Kurzevaluation mutt-ng
Eine kleine Kurzevaluation von “mutt-ng”, des vielbeschworenen ersten Eindrucks wegen: Die wohl offensichtlichsten Neuerungen bestehen in der Integration einer optional zuschaltbaren Sidebar, die sich im laufenden Betrieb ein- und ausblenden lässt, sowie der Möglichkeit, einen frei konfigurierbaren Titel für das von mutt-ng genutzte Terminal zu setzen.
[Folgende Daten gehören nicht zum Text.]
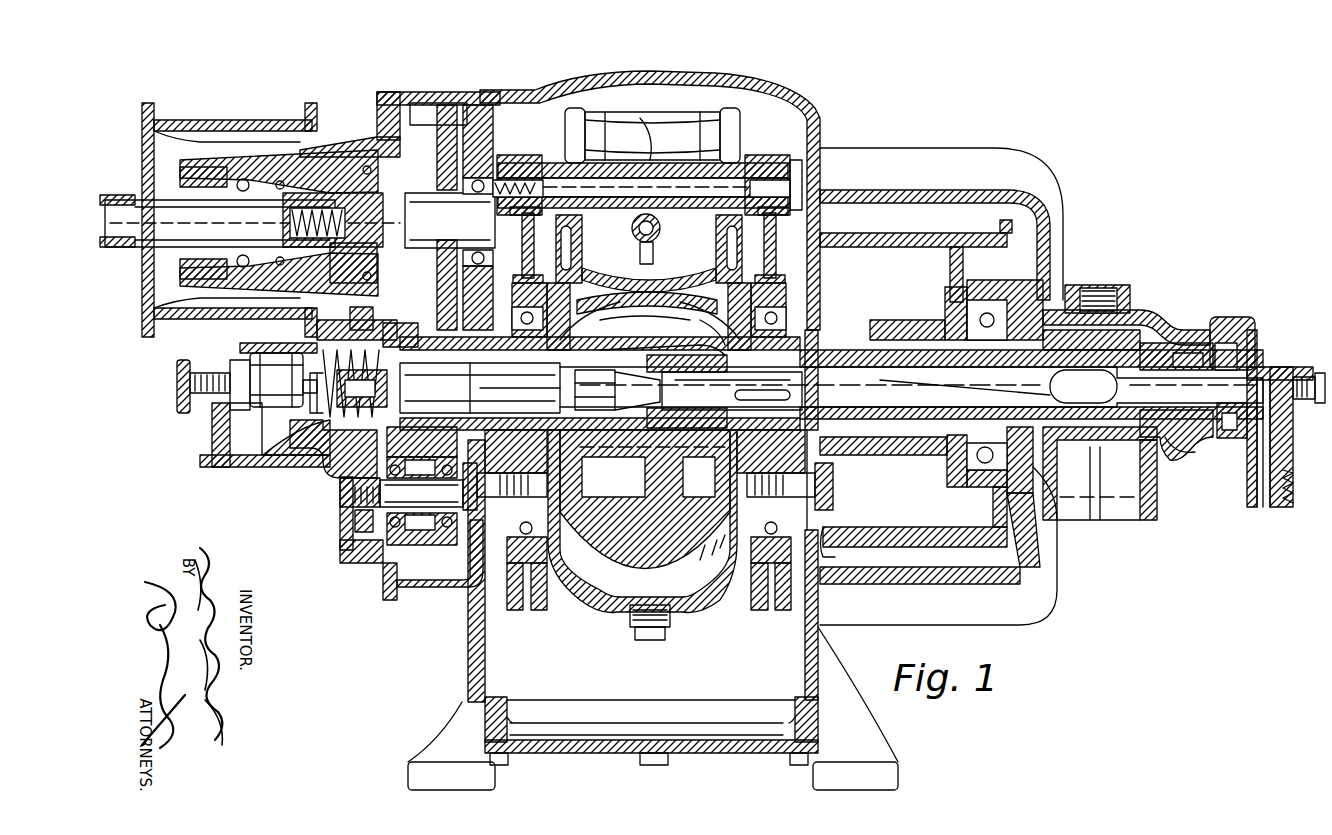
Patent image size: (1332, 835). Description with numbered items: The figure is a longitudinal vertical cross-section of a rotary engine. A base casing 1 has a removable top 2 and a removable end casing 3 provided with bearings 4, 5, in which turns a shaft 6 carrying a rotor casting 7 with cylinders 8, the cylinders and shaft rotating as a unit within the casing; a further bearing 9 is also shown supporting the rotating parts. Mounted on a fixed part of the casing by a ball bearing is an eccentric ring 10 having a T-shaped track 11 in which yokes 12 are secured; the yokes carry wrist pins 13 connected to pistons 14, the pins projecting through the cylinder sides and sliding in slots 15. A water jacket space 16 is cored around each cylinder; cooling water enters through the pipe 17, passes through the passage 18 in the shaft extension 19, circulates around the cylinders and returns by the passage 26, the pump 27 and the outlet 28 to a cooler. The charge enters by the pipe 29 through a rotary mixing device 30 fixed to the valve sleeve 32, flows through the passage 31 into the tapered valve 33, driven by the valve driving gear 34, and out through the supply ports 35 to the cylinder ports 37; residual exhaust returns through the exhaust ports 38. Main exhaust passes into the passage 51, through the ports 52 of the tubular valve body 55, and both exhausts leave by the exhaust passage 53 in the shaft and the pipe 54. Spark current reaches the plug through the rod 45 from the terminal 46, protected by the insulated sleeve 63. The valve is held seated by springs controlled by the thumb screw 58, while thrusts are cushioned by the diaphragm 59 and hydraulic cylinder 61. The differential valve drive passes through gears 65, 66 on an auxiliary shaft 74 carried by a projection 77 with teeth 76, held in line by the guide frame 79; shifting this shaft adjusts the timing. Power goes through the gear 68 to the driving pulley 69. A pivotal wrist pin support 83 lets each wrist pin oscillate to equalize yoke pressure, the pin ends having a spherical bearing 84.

The base casing 1 is at (818, 680).
The removable top 2 is at (528, 98).
The removable end casing 3 is at (992, 163).
The bearing 4 is at (990, 305).
The bearing 5 is at (540, 500).
The shaft 6 is at (897, 437).
The rotor casting 7 is at (598, 605).
The cylinders 8 is at (610, 125).
The lower bearing support 9 is at (520, 565).
The eccentric ring 10 is at (512, 302).
The T-shaped track 11 is at (585, 258).
The yokes 12 is at (522, 230).
The wrist pins 13 is at (565, 172).
The pistons 14 is at (672, 280).
The slots 15 is at (720, 128).
The water jacket space 16 is at (680, 592).
The pipe 17 is at (1270, 452).
The passage 18 is at (1192, 405).
The shaft extension 19 is at (920, 355).
The passage 26 is at (950, 428).
The pump 27 is at (1235, 342).
The outlet 28 is at (1108, 285).
The pipe 29 is at (240, 467).
The rotary mixing device 30 is at (408, 383).
The passage 31 is at (482, 412).
The valve sleeve 32 is at (490, 363).
The tapered valve 33 is at (655, 366).
The valve driving gear 34 is at (383, 338).
The supply ports 35 is at (650, 375).
The cylinder ports 37 is at (645, 306).
The exhaust ports 38 is at (700, 390).
The rod 45 is at (310, 415).
The terminal 46 is at (313, 450).
The passage 51 is at (710, 325).
The ports 52 is at (765, 395).
The exhaust passage 53 is at (895, 390).
The pipe 54 is at (1115, 512).
The tubular valve body 55 is at (790, 372).
The thumb screw 58 is at (178, 356).
The diaphragm 59 is at (235, 360).
The hydraulic cylinder 61 is at (283, 365).
The insulated sleeve 63 is at (492, 398).
The gear 65 is at (445, 550).
The gear 66 is at (385, 578).
The gear 68 is at (440, 108).
The driving pulley 69 is at (235, 125).
The auxiliary shaft 74 is at (345, 498).
The teeth 76 is at (300, 300).
The projection 77 is at (340, 488).
The guide frame 79 is at (355, 525).
The pivotal wrist pin support 83 is at (662, 228).
The spherical bearing 84 is at (525, 163).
Für letzteres stehen die aus $status_format bekannten Variablen zur Verfügung.
Ein paar kleine Macken sind der Sidebar noch eigen, wenn auch keine größeren Schwächen mehr - so wünschte ich mir beispielsweise ein mitlaufendes Markieren des aktuellen Folders beim gewohnten “Ordnerzapping”. Etwas eigenartig ist auch, dass der Zähler für die Anzahl an Nachrichten eines Ordners auf Null zurückgesetzt wird, sobald man diesen betritt. Der Screenshot illustriert auch dieses Verhalten.
Nach vielen endlosen Diskussionen und einigem dogmatischen Starrsinn auf Seiten der mutt-Entwickler beweist die neue Flexibilität von mutt-ng endlich Interesse an den Wünschen zahlreicher Nutzer, was die gesetzte umask beim Abspeichern von Dateien betrifft. Der Anwender hat nun sinnvollerweise die Qual der Wahl, der Default bleibt wie gewohnt bei 077 - warum nicht gleich so?
Ansonsten flossen unter anderem der von mir schon seit einiger Zeit genutzte Patch zum Cachen von Maildir- und IMAP-Headern und ein weiterer Patch zum erneuten Reconnect bei abgebrochenen IMAP-Verbindungen in das Projekt mit ein. Damit wurde wieder ein kleiner und notwendiger Schritt in die richtige Richtung gemacht, um so mutt und IMAP einander ein wenig näher zu bringen.
Der standardmässig hinzugekommene NNTP-Support ist eine weitere Neuerung, infolge derer mutt-ng nun auch als Newsreader größere Verbeitung finden dürfte. Ich allerdings bleibe meinem slrn bis auf weiteres treu.
Mittlerweile gibt es ein sehr informatives Wiki in Sachen mutt-ng, und auch das development blog hält den interessierten Leser regelmässig auf dem Laufenden.
Zurück zum ersten Eindruck: Vielversprechend!